Microsoft does not provide us with a conformance test. The closest thing we have (the ifskit tests) have mysterious failure modes and are often as inscrutable to understand as any failing application. Indeed, we generally do not investigate "SEV2" issues because we've found they generally are of the "oh, we don't work the same way that NTFS does in this case" category.

Another tool we often point out to people is the "FileTest" utility. It allows you to exercise uncommon operations like "open by file ID" that can be difficult to simulate with an off-the-shelf program, but need to work properly within your filter driver.

I/O Stress can be useful for finding issues in your I/O handling paths. Driver Verifier is a must - if you aren't using it during development and part of your testing, you aren't doing a good job. However, you must also test without Driver Verifier enabled. We've even seen cases where Driver Verifier has tests that only trigger on single processor computers!

At OSR, we have our own testing framework - it's a scripting language that is built against the native API and allows us to trivially write scripts that can test the native windows API. If you restrict yourself to the Win32 API, your tests will definitely be deficient, since it is a subset of the functionality in the native API.
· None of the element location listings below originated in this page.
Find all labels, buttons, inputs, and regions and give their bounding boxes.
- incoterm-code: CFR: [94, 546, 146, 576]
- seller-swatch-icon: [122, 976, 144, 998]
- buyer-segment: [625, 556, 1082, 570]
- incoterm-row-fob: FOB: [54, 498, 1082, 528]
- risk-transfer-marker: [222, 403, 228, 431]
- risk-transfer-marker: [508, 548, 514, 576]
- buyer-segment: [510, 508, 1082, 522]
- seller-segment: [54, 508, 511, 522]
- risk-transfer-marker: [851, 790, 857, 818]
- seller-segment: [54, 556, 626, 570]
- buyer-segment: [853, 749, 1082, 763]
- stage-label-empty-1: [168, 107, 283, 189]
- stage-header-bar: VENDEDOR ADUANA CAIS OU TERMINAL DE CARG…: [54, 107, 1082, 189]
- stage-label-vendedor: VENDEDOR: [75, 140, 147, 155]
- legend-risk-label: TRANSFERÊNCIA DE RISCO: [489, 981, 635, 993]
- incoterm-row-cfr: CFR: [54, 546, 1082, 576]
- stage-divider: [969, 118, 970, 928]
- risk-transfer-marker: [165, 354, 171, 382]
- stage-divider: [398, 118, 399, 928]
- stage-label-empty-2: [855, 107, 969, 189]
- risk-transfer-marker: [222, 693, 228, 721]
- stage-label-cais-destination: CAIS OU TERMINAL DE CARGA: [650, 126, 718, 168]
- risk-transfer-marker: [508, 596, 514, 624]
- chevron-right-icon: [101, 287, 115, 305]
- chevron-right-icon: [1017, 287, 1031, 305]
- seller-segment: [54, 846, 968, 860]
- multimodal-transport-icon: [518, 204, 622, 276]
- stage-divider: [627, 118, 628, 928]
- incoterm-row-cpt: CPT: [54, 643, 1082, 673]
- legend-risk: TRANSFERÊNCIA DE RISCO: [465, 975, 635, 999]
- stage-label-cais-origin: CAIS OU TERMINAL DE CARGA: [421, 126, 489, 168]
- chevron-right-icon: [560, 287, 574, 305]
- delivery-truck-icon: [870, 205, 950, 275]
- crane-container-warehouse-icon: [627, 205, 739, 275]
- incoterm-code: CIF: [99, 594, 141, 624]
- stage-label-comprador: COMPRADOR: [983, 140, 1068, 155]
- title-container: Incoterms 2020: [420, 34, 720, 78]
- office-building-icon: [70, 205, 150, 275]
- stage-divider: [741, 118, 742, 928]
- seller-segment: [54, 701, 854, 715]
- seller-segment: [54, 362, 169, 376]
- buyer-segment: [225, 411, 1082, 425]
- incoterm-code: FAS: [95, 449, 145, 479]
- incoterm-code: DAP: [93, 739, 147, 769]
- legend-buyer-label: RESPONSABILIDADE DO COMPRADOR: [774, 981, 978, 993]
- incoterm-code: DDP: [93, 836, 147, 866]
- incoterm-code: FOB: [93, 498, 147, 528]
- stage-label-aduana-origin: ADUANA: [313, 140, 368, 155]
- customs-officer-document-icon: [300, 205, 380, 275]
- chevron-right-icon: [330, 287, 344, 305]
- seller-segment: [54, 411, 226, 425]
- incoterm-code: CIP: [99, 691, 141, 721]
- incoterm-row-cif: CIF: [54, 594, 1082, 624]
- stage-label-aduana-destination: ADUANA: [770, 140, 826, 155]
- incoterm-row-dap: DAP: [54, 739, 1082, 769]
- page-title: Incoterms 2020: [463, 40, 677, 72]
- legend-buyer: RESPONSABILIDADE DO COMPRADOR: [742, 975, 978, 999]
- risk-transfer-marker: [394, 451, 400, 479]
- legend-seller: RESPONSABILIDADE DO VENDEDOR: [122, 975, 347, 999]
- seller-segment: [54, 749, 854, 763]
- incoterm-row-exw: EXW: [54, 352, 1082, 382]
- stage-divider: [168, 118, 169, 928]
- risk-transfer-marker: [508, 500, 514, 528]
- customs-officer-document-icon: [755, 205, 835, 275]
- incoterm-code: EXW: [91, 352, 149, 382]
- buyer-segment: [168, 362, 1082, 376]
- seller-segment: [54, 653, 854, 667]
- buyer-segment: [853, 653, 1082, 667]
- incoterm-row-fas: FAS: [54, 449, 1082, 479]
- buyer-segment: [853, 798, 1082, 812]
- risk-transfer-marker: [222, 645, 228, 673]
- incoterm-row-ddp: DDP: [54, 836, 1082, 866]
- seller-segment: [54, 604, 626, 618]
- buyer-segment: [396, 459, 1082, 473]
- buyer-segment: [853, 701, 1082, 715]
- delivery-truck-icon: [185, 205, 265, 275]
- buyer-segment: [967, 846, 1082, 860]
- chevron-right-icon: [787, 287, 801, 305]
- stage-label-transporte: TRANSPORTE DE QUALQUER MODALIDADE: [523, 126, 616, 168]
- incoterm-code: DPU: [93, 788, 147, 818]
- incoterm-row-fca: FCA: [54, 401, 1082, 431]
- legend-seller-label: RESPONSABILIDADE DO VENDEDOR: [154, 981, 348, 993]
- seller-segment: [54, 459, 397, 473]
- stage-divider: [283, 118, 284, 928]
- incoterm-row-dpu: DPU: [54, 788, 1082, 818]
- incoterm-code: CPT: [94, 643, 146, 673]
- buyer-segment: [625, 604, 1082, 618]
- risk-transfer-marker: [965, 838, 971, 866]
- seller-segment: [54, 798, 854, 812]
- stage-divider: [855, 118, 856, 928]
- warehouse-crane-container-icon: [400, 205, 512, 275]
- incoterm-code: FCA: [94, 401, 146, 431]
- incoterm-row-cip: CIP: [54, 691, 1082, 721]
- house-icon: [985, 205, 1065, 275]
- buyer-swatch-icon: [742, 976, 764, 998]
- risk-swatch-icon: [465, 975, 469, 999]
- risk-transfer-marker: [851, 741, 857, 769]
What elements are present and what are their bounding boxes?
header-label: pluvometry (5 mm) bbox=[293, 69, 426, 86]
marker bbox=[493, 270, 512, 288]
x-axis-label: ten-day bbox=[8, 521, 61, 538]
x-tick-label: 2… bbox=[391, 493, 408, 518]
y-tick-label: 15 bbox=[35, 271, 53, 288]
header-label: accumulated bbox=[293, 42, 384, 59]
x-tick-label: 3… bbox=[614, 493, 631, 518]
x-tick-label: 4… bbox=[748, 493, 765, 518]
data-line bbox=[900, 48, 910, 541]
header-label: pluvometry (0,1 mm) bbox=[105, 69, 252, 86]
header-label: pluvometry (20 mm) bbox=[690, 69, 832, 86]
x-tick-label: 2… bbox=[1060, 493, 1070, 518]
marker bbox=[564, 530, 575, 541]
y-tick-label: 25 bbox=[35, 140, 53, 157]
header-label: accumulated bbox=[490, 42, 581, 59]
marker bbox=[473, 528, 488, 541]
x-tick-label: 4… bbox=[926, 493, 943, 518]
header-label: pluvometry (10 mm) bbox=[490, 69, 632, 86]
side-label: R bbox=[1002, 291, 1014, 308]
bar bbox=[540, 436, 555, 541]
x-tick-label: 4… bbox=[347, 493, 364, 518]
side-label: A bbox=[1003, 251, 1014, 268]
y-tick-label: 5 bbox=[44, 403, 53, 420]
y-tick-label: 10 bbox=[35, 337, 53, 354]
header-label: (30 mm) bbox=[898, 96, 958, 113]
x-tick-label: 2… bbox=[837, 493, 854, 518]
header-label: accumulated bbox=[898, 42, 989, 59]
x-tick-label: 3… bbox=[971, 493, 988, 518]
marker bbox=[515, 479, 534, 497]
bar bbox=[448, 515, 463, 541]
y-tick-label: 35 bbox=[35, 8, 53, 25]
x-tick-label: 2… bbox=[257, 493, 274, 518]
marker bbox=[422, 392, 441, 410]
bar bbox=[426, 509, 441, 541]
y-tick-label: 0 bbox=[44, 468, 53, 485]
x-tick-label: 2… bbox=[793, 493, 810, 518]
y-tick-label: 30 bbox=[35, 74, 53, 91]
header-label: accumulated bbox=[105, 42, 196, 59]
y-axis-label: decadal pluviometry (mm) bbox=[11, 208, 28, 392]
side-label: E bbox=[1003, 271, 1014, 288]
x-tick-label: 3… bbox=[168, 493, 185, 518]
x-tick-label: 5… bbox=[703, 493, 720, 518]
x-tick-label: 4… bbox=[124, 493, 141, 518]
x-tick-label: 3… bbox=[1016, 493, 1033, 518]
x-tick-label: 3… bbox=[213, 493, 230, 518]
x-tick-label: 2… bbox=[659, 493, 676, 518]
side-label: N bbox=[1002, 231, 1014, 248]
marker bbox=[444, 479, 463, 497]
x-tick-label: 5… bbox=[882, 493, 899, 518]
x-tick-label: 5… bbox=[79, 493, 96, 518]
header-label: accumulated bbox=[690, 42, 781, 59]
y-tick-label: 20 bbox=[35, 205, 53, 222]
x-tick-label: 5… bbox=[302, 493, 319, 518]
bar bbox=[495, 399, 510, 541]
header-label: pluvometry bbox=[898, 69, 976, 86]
Finally, don't forget to test via the network - but this time, with the file SERVER running over your filter. Again, you will see different behavior. For example, the SL_INDEX_SPECIFIED option that is used for directory enumeration is difficult to trigger - but does show up with some versions of the Windows file server software. Naturally, this is exercised when you access files over the network. Oh, and lest you missed this fact, you now (beginning with Server 2003) need to test between machines - loopback mode has been optimized out so that it bypasses the normal client/server model (allegedly there is a registry parameter to disable this functionality, but usually we find it easier to simply tell test organizations to use two computers, since that's going to be the most common configuration "in the field").

For anyone working with file system filter drivers should always plan on attending the periodic 'Plugfest' that Microsoft sponsors to aid interoperability. While the opportunity to do direct developer-to-developer interop testing is invaluable, the contacts - both Microsoft and third party vendors - are often more valuable. The events are sponsored by the file systems filtering team at Microsoft and are done directly at the Microsoft main campus. These events are publicized in a variety of ways, including via OSR's well regarded NTFSD mailing list, a highly technical discussion group talking about the development of file systems and file system filter drivers for Windows."

File system filter drivers are the most complicated type of filter driver to write on Windows; deceptively, they span a very broad range, from "simplistic" (a surprising number of examples fall into this category) to "more complicated than a file system driver". There are many reasons for this and we've tried to touch on some of them. But if you are building a file system filter driver because you think it will be "simpler" than a file system driver, you are likely to be unpleasantly surprised.

If you can achieve your functionality without a filter driver, we would suggest doing it in that way. A real filter driver is truly a challenge to build.